In our effort to create a seamless global environment for carriers to interconnect, the MEF recently released the Ethernet Interconnect Points (EIP) ENNI Implementation Agreement (IA) — the first step in the MEF’s EIP project.

The Ethernet Interconnect Points (EIP) Project was initially championed at the MEF by AT&T and Verizon, and participants include Frontier, Windstream, CenturyLink, TelePacific Communications, Accedian Networks, Alcatel-Lucent (Nokia), Canoga Perkins, Ciena, Cisco, Juniper Networks, RAD and Veryx Technologies.

The purpose of the EIP project is to produce a series of implementation agreements to create a more efficient marketplace of interconnected operators offering standardized Carrier Ethernet services that interoperate effectively over two or more networks. The progress of the EIP project is key to future industry growth and innovation because widely deployed and interconnected Carrier Ethernet networking fabrics will form the foundation upon which to build agile, assured, and orchestrated network services.

The EIP IA brings together service providers and operators to agree on a framework that allows them to interconnect their wholesale Carrier Ethernet services quickly and in a way that will support end-to-end automation. The project goal is to develop Implementation Agreements — based on MEF specifications — for the benefit of the global Ethernet Service Provider community.

The IA will streamline the interconnection of operator networks to support end-to-end Carrier Ethernet services. The new standard provides practical guidance so operators can evolve their networks to meet full MEF E-Access standards-based interconnection capabilities, and gives operators the steps involved to create these new interconnections either all at once or in a series of steps. E-Access is a standard for connecting an operator virtual connection (OVC) endpoint with an external network-to-network interface (ENNI) endpoint.

The networking journey into the future

The global Carrier Ethernet services market is huge, at about US$50 billion and growing steadily. We at the MEF saw that operators were struggling to interconnect their networks in a consistent and easily replicable manner. Although the MEF has created multiple specifications to pave the way toward standardized “plug-and-play” Carrier Ethernet interconnections, most operators still use non-standard, custom-built, network-to-network interconnections (NNIs) that are slow and costly to set up.
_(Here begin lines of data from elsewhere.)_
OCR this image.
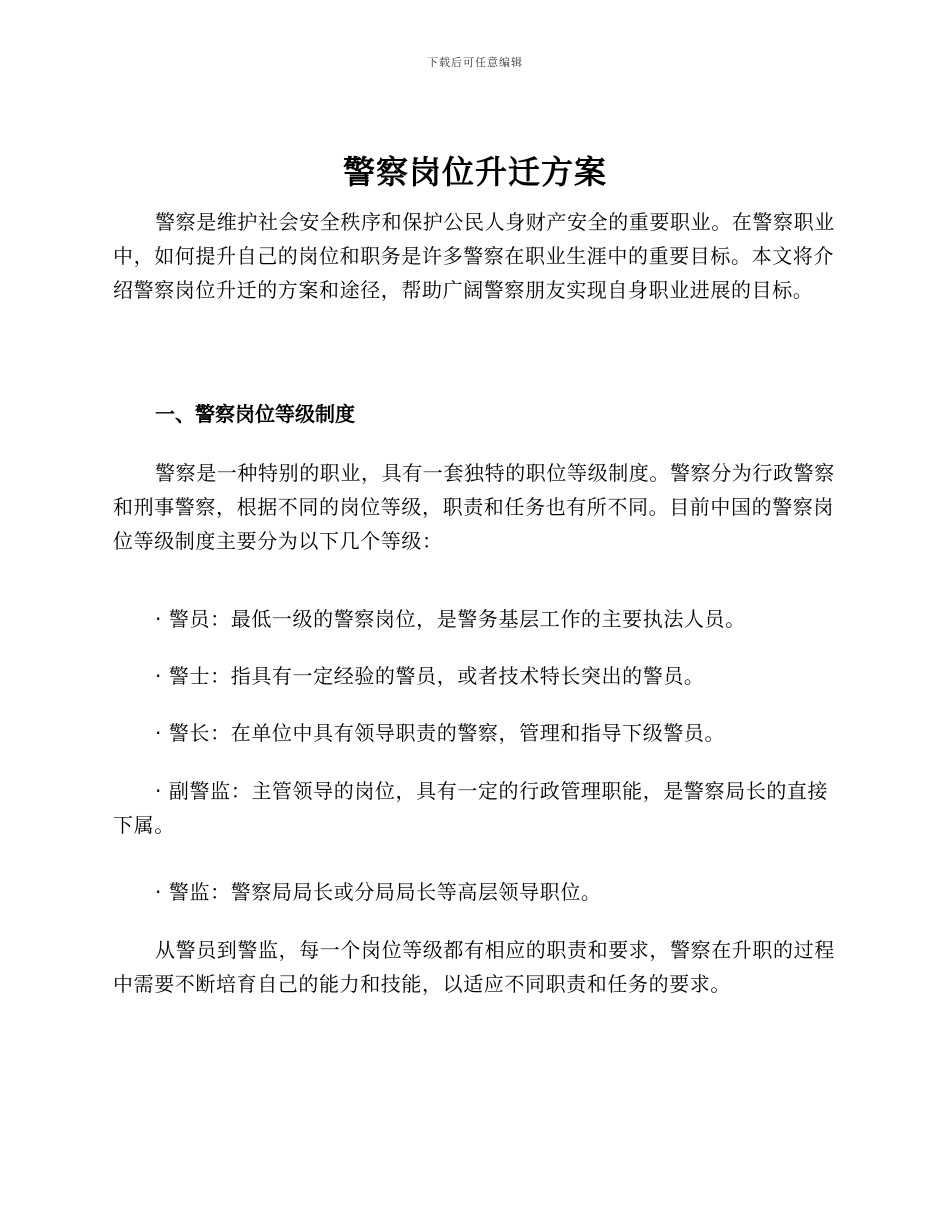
下载后可任意编辑
警察岗位升迁方案
警察是维护社会安全秩序和保护公民人身财产安全的重要职业。在警察职业中，如何提升自己的岗位和职务是许多警察在职业生涯中的重要目标。本文将介绍警察岗位升迁的方案和途径，帮助广阔警察朋友实现自身职业进展的目标。
一、警察岗位等级制度
警察是一种特别的职业，具有一套独特的职位等级制度。警察分为行政警察和刑事警察，根据不同的岗位等级，职责和任务也有所不同。目前中国的警察岗位等级制度主要分为以下几个等级：
· 警员：最低一级的警察岗位，是警务基层工作的主要执法人员。
· 警士：指具有一定经验的警员，或者技术特长突出的警员。
· 警长：在单位中具有领导职责的警察，管理和指导下级警员。
· 副警监：主管领导的岗位，具有一定的行政管理职能，是警察局长的直接下属。
· 警监：警察局局长或分局局长等高层领导职位。
从警员到警监，每一个岗位等级都有相应的职责和要求，警察在升职的过程中需要不断培育自己的能力和技能，以适应不同职责和任务的要求。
The MEF surveyed its operator community to understand why the market was not moving towards standardization faster and uncovered key obstacles that needed to be addressed. This inspired the creation of the EIP project: an assembly of large operators under one roof, in a test-bed environment, focused on resolving obstacles together. The first place to start is with the most common types of interconnects, and thus, the focus for the initial Implementation Agreement on connecting carriers’ external-facing NNIs (ENNIs).
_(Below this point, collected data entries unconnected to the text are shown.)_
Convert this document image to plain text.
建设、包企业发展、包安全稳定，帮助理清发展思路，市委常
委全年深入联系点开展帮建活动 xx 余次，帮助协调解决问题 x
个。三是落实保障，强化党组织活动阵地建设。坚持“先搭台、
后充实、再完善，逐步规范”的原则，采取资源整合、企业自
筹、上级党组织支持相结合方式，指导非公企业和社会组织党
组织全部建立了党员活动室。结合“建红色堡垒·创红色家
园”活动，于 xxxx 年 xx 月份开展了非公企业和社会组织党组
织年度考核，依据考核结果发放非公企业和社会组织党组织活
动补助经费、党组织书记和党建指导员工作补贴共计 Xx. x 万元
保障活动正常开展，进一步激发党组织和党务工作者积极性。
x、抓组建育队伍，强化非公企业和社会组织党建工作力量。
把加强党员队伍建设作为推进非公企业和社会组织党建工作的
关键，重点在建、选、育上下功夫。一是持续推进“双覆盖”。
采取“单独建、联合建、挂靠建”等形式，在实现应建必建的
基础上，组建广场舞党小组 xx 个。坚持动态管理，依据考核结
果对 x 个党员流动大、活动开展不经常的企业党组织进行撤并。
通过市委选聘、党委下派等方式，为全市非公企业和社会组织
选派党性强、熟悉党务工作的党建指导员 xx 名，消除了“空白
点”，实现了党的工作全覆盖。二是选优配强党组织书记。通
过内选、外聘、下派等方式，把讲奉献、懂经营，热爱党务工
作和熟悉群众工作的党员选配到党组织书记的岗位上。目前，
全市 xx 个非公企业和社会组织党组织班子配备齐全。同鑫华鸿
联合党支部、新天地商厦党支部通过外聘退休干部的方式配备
One of this project’s leaders, Dan Blemings, Director of Ethernet Product Management, AT&T Mobile and Business Solutions, told me that “Our goal is to enable operators to make informed decisions and take the next step on their journey toward standardized interconnects. A growing community of operators using efficient and scalable Ethernet interconnections will cut provisioning times, eliminate the need for operators to certify each other, and make it easier to deliver Carrier Ethernet services to more locations outside their own footprints.”

The ENNI Implementation Agreement is the first phase in the MEF’s EIP program. It will allow the most basic carrier-to-carrier interconnection possible: an Ethernet Provide Line created using two E-Access services from different carriers with an ENNI interconnect between them.

Stay tuned, because soon we will announce the second phase, which will add test cases with greater complexity, as well as new use cases based on other access models, including Ethernet Virtual Private Line (EVPL) and E-Transit (which connects two OVC endpoints).

The future of networks is networks – multiple carriers, telcos and other service providers coming together to interconnect and offer their customers agile end-to-end services with the ubiquity of the Internet with the reliability of Carrier Ethernet — what the MEF and its members call the Third Network. This exciting future is coming, and it’s coming fast.